Он постепенно увлекся, отложил в сторону бумагу и говорил уже многое из того, что не дерзнул бы написать; после решительного нападения он закончил свою речь краткой страстной мольбой о даровании силы себе и всем тем, кто хочет противостоять человеческой лжи, кто собирается жить в истине.
Затем Йонсен совершенно иным голосом прочитал молитву, и Ракел заметила, что он пропустил упоминание о «воинстве на земле и на водах».
Слушая спокойный, тихий голос, которым он прочитал молитву, все присутствующие вздохнули свободнее — словно после бури. Впрочем, некоторые перешептывались: «Скандал, форменный скандал!» — таково было их мнение. «Его, без сомнения, вызовут в консисторию!» — говорили люди, знакомые с законами.
Многие женщины не знали, как отнестись к тому, что они слышали, и обращали вопрошающие взоры в сторону мужчин; всегда ведь есть отец, муж, брат или другое авторитетное лицо мужского пола, суждение которого женщины привыкли считать и своим суждением.
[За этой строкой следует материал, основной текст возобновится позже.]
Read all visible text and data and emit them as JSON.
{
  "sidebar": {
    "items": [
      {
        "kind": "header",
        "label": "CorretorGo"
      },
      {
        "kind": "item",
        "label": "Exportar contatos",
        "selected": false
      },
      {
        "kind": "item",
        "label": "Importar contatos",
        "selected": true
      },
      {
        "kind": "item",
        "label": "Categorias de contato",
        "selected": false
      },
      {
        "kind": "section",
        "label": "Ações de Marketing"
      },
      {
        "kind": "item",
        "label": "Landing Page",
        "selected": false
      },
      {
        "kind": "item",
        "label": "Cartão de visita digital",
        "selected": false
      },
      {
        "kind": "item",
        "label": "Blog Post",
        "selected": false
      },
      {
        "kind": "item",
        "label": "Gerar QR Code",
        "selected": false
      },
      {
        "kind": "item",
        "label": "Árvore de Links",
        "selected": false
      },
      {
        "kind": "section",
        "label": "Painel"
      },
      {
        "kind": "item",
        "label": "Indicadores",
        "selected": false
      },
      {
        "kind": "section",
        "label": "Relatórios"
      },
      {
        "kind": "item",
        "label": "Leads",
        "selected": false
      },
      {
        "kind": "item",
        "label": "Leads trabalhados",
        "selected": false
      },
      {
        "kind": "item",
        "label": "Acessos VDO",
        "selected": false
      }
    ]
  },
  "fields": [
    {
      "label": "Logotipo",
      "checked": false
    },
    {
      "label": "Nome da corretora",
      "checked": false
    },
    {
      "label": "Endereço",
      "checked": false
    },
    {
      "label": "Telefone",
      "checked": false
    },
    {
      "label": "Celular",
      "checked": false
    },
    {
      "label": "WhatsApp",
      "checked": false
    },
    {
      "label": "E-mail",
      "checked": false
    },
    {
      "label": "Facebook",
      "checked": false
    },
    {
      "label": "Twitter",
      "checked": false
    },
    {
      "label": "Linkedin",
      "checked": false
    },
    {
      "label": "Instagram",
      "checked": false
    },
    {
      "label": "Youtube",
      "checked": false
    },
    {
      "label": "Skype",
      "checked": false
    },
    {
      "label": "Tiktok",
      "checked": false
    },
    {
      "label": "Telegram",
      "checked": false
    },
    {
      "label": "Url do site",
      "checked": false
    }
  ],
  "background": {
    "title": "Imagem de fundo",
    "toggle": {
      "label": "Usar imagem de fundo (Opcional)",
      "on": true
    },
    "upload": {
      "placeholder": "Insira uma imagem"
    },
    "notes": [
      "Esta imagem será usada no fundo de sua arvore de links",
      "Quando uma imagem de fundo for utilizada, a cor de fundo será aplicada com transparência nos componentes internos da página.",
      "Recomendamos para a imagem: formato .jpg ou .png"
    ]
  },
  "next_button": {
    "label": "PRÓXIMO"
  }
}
Но большинство глаз обращалось на пробста.
Пробст Спарре сидел спокойно, как и во время всей проповеди, немного отклонившись на спинку скамейки, с большой книгой псалмов в руках — подарком его прихода. Через верхние окна, обращенные на юг, мягкий теплый свет падал на его фигуру; на лице его была обычная печать высокой душевной безмятежности; никакого оттенка беспокойства или порицания не отразилось на нем в продолжение всей речи, и это действовало на прихожан успокаивающе. Настроение вообще было тревожное, лихорадочное, но большинство все-таки еще воздерживалось от произнесения окончательного приговора.
Пастор Мартенс, которому нужно было совершать службу, поднялся со своего места сразу после проповеди. Его обычно суховатый голос дрожал от внутреннего волнения. Наконец-то выяснилось, что таится в этом директоре школы! Капеллан не мог воздержаться от чувства некоторой радости при мысли, что теперь-то уж пробст вынужден будет похвалить его. Ведь это он считал, что не следовало разрешать Йонсену читать в церкви проповедь во время воскресного богослужения, что нужно было прежде проверить его знание библии, что в виде пробы его следует сперва допустить лишь к вечернему богослужению. Но теперь все уже свершилось! Полный разрыв со всем духовенством и перед всеми прихожанами! Интересно, как теперь поступит пробст?